Чтение онлайн

на главную - закладки

Жанры

Признательные показания. Тринадцать портретов, девять пейзажей и два автопортрета
Шрифт:
Кто ответит мне — что за дом такой, Почему во тьме — как барак чумной? Свет лампад погас, воздух вылился… Али жить у вас разучилися?

Шестьсот с лишним песен и стихотворений Высоцкого — энциклопедия русской жизни времен застоя? Да, конечно. Но это и энциклопедия настроений современного человека с его бунтарством и многотерпеливостью, с его тяготением к порядку размеренного существования и его же нежеланием удовольствоваться сытым прозябанием, когда каждого — едва ли не каждого — греет мечта, чаще несбыточная, в одночасье переменить жизнь, вырваться из наезженной колеи, а там уж как бог даст!..

В персонажах

«театра Высоцкого» человек эпохи застоя опознал самого себя, чему, надо сказать, немало способствовала художественная безбоязненность поэта, его — если позволительно так выразиться — эстетическая и психологическая небрезгливость.

Для него не было «низких» тем и «подлых» жанров, поэтому критика верно указывает, что, оттолкнувшись в своем творчестве от блатного фольк лора, Высоцкий его же и «снял», эстетически «уничтожил». Он, очистив блатные песни от пошлой романтики и безвкусицы, возвел их в своего рода перл творения и тем самым интегрировал в «легальную» культуру. (Особая, конечно, тема, но можно вообще заметить, что, ударяя прежде всего по «плебейским», простонародным», струнам в душе своих слушателей, Высоцкий и тут оказался чуток. Плохо ли, хорошо ли, но в стране с повыбитой «аристократией крови», в стране, где десятилетиями не было и нет условий для возникновения слоя «аристократов духа», едва ли не в каждом из сограждан найдется то, что родственно откликается на импульс «улицы», барака или коммуналки.)

Это так. Но, сказав, что это так, надо тут же сказать и о том, что небрезгливость в выборе тем, сюжетов, жанров и ракурсов всегда соединялась в Высоцком с точностью эстетических и нравственных оценок. Он понимал героев своих сатир — от забулдыг до «больших людей», — но не льстил им. Он, что называется, входил в положение, но не поэтизировал то, что воспрещено десятью классическими заповедями. Он задолго до журналистики рассказал о людях, составляющих «придонный слой» общества (и тут в плане открытия темы особенно выразителен «Роман о девочках», напечатанный «Невой» в январе 1988 года), но, рассказывая — безо всяких притом надежд на скорую публикацию, — ни в чем опять-таки не оскорбил нравственное чувство своих читателей и слушателей. Сюжетно раскованные и подчас рискованные, как бы беззапретные, его песни, скажем, о любви отмечены безусловным целомудрием, его моральные оценки — однозначностью, отсутствием какой бы то ни было модной «амбивалентности», а его ориентиры — основательностью и незыблемой прочностью, внутренне враждебной любому релятивизму и цинической вседозволенности.

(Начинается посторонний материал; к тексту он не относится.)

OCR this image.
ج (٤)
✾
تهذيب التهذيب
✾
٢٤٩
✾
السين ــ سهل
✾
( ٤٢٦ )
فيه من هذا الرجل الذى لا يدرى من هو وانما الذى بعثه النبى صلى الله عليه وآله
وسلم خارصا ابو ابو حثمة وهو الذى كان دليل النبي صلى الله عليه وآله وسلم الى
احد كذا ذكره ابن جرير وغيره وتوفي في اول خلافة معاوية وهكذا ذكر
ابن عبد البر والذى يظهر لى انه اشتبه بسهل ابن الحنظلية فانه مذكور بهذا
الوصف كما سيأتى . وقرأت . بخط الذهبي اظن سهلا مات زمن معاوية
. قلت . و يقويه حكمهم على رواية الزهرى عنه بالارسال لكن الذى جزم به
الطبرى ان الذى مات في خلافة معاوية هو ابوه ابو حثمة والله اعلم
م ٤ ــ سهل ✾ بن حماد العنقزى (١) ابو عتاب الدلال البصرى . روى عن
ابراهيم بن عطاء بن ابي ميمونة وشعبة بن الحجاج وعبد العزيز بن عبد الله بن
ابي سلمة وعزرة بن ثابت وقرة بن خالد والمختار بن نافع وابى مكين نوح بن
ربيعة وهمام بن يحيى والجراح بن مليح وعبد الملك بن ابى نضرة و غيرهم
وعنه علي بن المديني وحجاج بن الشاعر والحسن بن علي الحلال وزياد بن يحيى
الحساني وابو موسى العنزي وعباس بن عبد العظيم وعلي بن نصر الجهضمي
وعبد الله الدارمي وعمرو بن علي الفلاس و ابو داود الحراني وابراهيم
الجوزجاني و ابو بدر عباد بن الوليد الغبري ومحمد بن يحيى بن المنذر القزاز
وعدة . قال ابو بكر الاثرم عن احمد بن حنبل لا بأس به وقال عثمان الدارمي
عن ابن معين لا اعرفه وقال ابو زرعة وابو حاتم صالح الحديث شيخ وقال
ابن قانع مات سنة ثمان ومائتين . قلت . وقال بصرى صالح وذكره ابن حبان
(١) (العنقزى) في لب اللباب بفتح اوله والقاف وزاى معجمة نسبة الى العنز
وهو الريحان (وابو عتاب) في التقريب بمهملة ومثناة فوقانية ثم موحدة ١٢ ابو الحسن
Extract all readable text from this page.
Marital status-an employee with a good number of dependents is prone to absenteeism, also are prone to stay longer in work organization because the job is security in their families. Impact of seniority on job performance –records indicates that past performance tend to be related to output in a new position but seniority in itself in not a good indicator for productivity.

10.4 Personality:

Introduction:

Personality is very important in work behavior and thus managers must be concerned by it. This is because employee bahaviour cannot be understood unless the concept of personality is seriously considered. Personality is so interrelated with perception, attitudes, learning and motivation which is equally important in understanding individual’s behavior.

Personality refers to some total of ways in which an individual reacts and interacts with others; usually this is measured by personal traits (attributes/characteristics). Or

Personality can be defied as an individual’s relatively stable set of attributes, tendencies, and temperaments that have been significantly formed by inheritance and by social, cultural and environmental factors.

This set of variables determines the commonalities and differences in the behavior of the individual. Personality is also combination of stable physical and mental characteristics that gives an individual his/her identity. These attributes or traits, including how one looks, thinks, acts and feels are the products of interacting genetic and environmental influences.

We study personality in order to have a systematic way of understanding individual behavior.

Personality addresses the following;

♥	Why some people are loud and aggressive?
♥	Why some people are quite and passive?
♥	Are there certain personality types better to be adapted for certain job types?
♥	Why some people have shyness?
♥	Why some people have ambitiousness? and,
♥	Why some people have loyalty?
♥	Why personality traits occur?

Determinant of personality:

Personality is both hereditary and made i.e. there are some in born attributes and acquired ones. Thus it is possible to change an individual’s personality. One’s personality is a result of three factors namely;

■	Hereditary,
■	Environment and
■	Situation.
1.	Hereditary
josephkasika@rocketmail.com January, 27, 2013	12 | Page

Тут такт, конечно, — примета подлинно народного художника, работающего «и не под чуждым небосводом, и не под защитой вражьих крыл».

Такт и речевой, — дав простор просторечию, языку «улицы», Высоцкий удержался от употребления слов и выражений, маркируемых обыденной моралью как «зазорные». И художественный — его песни можно слушать в кругу семьи, не боясь испортить вкус детям. Тут и политический такт, — с жестокой прямотой говоря о несовершенствах нашего общественного уклада, ядовито вышучивая клишированные лозунги и идеологические предрассудки. Высоцкий не задевал того, что для подавляющего большинства сограждан остается святыней. Национальная самокритика, столь свойственная его песням (как свойственна она же прозе и фильмам Шукшина), никогда не отнимала у наших соотечественников права на национальное самоуважение, а его политические суждения при всей их резкости никогда не носили «диссидентского» оттенка.

Допускаю, что эти соображения вызовут протест как, условно говоря, «справа», так и, условно говоря, «слева», что делать? «Какое время на дворе — таков мессия» (А. Вознесенский). Написанного и пропетого Высоцким не переменить, да и переменять незачем, так как именно тождественность позиции поэта с господствующими в обществе, в народе понятиями, убеждениями и настроениями обусловила то, что Высоцкий был услышан как поэт, всем и каждому близкий и родственный.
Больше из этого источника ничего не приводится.